Taking Prevention on the Road

New HPV Self-Collection Kits Could Save Lives

What if it were possible for a deadly disease at home, without a trip to the doctor’s office? Would that encourage more people to get tested, leading to earlier detection and possibly saving lives?

That’s the idea behind the latest efforts of assistant nursing professor Emma Mitchell, PhD (Nurs ’08, ’11). Mitchell is working to ensure that more women, especially those in rural areas, have access to testing for the most dangerous strains of human papilloma virus (HPV)—those that can lead to cervical cancer. In the past year, inexpensive HPV self-collection tests have shown tremendous promise in pilot studies.

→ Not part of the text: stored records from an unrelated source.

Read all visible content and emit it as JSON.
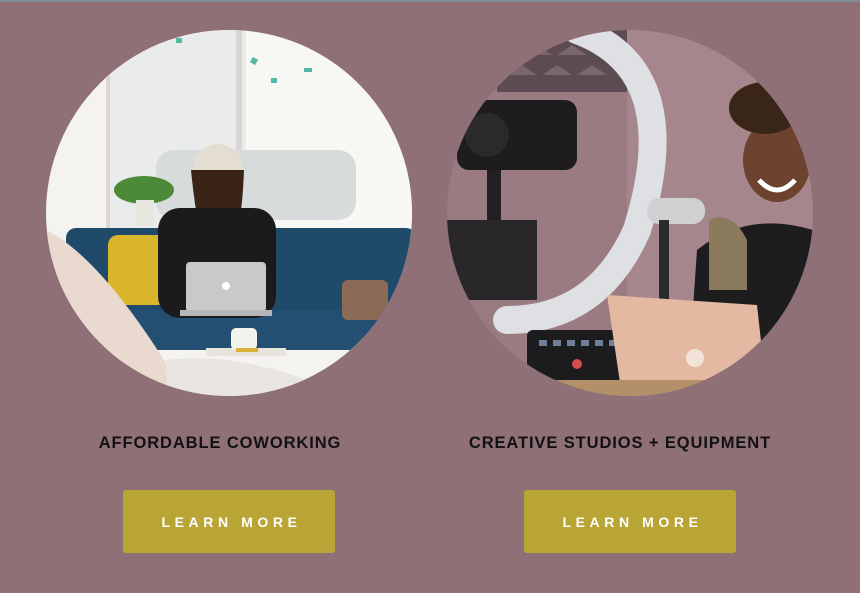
{
  "colors": {
    "background": "#8f7077",
    "button": "#b9a535",
    "button_text": "#ffffff",
    "title_text": "#111111"
  },
  "cards": [
    {
      "title": "AFFORDABLE COWORKING",
      "button_label": "LEARN MORE",
      "image": "woman-with-laptop-on-couch-photo"
    },
    {
      "title": "CREATIVE STUDIOS + EQUIPMENT",
      "button_label": "LEARN MORE",
      "image": "podcast-studio-with-ring-light-photo"
    }
  ]
}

“Quickly caught, cervical cancer is quite treatable,” says Mitchell. “It’s when it goes undetected that it becomes deadly. We’re hoping that taking the tests and our message on the road will help make it less so.”

During the past two summers, Mitchell has paired cervical cancer screenings with mammography appointments for women who receive care at a Remote Area Medical (RAM) Clinic and through UVA’s traveling mammography van. Now, a new gift from Pat (Nurs ’69) and Keith Woodard (A&S ’71, Dard ’75) will help Mitchell reach even more rural women with the self-collection tests. Previous funding from UVA Cancer Center allowed Mitchell and her students to train “lay navigators” to visit rural women and explain how to use the kits. With the Woodard gift, Mitchell and her team hope to recruit 70 more women to take the self-collection tests in regions of Virginia especially hard hit by cervical cancer.

Assistant nursing professor Emma Mitchell trains CNL students like Audrey Doede (left) in preventive care for rural women.
Coe Sweet
Assistant nursing professor Emma Mitchell trains CNL students like Audrey Doede (left) in preventive care for rural women.

The statistics are sobering: Between 15 and 16 percent of rural women tested positive for high-risk strains of HPV in the groups already seen by Mitchell and her navigators. While the HPV vaccine has improved infection rates in the U.S., women who aren’t eligible for the vaccine, or who lack access to good primary care, aren’t so lucky. In many rural areas, including Southwest Virginia, cervical cancer deaths are a quarter to a third higher than elsewhere in the state. The Woodards’ gift meets an immediate need and strengthens a federal funding proposal that could have even greater implications.

“We’re really passionate about helping underserved populations in rural areas,” says Pat Woodard. “This project is a perfect fit for how we want to make a difference.”